En arrivant à Londres pour mes études, épuisé par cette confrontation permanente, j’ai décidé de déposer les armes. Je n’ai pas mérité de devoir me battre tout le temps. J’ai commencé à appeler mes parents comme s’ils étaient gay friendly, pour leur partager ma vie et mon bonheur, ce que je m’interdisais de faire jusqu’à présent. Cela a complètement apaisé nos relations. Peu après les attentats du Bataclan, mes parents m’ont appelé pour m’expliquer que dans leur entourage catholique pratiquant, il y avait des paroles extrêmes et racistes. Les musulmans étaient dénigrés, jugés responsables des attentats. Ils ont compris que ce que je disais depuis des années sur l’ambiance raciste et homophobe de notre famille était vrai. À partir de ce jour-là, ils m’ont présenté leurs excuses, ils ont cherché à comprendre et ont rencontré d’autres personnes homosexuelles. Ils se sont rendus compte de l’énormité de leur idéologie, qu’ils ont eux-mêmes reçu de leur entourage.

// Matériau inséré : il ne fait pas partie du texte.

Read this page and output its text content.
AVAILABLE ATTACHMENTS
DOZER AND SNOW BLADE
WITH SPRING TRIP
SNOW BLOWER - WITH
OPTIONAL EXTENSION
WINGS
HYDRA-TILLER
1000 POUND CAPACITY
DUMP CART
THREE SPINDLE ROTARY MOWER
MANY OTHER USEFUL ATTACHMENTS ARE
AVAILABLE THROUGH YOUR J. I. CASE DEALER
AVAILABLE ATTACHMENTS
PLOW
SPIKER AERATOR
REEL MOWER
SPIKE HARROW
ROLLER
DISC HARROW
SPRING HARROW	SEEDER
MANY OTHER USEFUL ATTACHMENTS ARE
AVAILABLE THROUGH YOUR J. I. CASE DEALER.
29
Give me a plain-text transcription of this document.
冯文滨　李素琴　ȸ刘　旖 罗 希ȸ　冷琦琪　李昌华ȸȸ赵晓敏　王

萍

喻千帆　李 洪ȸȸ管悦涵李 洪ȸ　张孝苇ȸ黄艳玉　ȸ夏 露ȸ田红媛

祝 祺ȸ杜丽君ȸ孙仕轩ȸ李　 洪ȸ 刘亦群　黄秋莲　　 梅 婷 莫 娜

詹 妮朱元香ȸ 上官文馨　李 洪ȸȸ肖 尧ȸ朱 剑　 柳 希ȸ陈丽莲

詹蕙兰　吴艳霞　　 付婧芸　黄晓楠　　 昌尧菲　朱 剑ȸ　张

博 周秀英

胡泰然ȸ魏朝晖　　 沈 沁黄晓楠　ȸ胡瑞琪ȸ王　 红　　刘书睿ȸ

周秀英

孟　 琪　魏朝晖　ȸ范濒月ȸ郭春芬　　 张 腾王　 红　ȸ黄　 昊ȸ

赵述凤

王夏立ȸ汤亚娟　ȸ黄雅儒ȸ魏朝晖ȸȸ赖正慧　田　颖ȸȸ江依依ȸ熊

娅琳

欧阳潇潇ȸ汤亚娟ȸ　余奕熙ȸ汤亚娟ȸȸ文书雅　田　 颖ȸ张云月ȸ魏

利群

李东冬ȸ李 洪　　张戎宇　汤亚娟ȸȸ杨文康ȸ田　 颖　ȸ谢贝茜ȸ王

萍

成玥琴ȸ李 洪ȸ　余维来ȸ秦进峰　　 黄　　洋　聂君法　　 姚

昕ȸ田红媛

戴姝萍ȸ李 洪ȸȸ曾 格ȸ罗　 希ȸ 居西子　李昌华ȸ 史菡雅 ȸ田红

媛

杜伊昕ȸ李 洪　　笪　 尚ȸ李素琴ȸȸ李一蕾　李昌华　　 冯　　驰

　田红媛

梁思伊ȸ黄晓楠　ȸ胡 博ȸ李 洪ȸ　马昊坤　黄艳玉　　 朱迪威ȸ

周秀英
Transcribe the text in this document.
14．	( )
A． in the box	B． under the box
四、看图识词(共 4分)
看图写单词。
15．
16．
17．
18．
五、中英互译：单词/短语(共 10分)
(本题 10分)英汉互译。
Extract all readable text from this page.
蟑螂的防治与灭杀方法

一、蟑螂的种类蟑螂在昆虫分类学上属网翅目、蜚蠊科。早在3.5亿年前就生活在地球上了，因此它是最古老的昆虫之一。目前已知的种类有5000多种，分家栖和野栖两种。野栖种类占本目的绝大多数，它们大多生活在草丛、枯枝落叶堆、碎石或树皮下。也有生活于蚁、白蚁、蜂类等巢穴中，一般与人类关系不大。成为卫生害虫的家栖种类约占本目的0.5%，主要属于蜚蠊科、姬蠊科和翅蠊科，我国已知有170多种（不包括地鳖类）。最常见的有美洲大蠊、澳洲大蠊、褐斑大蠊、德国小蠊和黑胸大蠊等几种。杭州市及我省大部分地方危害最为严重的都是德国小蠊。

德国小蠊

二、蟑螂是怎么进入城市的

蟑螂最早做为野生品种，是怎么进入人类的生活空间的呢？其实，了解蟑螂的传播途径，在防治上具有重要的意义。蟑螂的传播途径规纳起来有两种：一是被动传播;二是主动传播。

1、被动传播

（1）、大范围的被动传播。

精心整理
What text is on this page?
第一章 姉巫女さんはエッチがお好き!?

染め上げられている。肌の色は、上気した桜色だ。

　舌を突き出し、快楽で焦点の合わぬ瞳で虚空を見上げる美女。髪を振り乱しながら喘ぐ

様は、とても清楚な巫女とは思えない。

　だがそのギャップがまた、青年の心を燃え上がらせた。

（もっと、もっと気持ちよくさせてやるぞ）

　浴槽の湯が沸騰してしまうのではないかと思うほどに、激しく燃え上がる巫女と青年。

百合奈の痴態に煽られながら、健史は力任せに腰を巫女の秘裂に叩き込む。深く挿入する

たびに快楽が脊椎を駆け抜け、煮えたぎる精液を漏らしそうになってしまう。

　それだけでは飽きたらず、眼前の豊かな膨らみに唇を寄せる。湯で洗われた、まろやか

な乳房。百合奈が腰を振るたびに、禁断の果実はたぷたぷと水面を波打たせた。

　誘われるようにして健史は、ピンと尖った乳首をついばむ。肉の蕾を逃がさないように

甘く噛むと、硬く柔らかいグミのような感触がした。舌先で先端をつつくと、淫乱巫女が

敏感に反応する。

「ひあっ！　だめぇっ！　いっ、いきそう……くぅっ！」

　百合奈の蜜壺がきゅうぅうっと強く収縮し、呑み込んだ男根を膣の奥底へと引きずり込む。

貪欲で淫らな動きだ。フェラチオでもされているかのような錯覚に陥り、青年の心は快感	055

Ma mère témoigne dans le documentaire et elle m’a dit « Je fais ça pour te demander pardon ». Je lui ai pardonné depuis longtemps. Elle pensait bien faire, par amour. Je lui ai répondu que son témoignage pourrait contribuer à faire cesser ces thérapies et aider ceux qui y sont encore. »

« HOMOTHÉRAPIES, CONVERSION FORCÉE »

de Bernard Nicolas, écrit avec Jean-Loup Adénor et Timothée de Rauglaudre (auteurs de l’enquête Dieu est amour, aux éditions Flammarion)

Diffusion : le 26 novembre 2019 à 20:50 sur Arte

Le documentaire s’appuie sur le travail des deux journalistes qui ont enquêté sur les thérapies de conversion en France. On retrouve les témoignages de Benoît et sa famille dans l’ouvrage et dans le documentaire.